2
votes

I've read in a book that

Flink maintains one state instance per keyvalue and partitions all records with the same key to the

operator task that maintains the state for this key.

my question is:

lets say i have 4 tasks with 2 slots each. and there's a key that belongs to 95% of the data.

does it means that 95% the data is routed to the same machine?

2

2 Answers

0
votes

Yes, it does mean that. If you have a hot key, then partitioning by key doesn't scale well.

In some cases, there are ways to work around this limitation. For example, if you are computing analytics (e.g., you want to count page views per page per minute, and one page gets 95% of the page views), you can do pre-aggregation -- split the work for the hot key across several parallel instances, and then do one final, non-parallel reduction of the partial results. (This is just standard map/reduce logic.)

0
votes

This is called "data skew" and it is the bane of scalable applications everywhere.

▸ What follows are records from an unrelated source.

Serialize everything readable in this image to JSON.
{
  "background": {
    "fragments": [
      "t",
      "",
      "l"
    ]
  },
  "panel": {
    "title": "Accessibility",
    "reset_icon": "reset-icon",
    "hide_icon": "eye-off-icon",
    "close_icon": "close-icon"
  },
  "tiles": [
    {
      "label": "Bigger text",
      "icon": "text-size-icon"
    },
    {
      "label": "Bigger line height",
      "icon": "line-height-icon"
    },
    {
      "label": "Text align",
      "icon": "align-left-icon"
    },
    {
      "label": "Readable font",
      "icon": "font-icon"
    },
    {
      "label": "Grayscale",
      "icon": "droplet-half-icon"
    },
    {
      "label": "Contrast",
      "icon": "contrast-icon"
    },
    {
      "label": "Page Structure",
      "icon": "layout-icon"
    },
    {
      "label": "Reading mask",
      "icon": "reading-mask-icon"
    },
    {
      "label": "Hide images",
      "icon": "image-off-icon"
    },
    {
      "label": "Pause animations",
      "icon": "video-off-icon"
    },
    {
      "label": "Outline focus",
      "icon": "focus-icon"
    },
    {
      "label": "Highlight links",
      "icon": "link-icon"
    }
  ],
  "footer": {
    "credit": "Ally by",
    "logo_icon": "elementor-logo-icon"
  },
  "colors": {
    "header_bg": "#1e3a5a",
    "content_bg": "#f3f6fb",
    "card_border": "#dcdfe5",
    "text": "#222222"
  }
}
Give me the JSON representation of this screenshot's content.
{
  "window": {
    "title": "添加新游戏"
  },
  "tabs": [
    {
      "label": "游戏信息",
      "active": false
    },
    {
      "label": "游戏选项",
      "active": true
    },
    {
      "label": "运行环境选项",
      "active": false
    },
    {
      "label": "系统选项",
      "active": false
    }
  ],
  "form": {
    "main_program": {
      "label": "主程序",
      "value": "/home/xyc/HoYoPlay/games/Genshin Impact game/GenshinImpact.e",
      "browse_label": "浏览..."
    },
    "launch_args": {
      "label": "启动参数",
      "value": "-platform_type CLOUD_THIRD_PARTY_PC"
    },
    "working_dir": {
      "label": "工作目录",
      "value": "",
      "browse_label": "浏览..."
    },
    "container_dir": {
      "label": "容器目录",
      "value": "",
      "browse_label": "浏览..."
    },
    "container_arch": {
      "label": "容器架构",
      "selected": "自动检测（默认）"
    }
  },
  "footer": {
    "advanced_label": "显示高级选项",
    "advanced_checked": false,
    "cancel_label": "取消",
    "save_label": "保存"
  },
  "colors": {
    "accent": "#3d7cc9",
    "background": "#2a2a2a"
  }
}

It's also possible that the entire (100%) load goes to the same machine. There's no guarantee that the data is spread as evenly as possible by key, only that each key gets processed on a single machine. Technically, each key gets mapped to a key group (the number of key groups is the max parallelism for the topology) and each key group gets handled by a specific instance of an operator.

One way to handle this situation involves adding a second field to the key, resulting in a greater number of possible keys and possibly reducing the data skew across the keys. Then aggregate the results in a subsequent operator using just the one original key.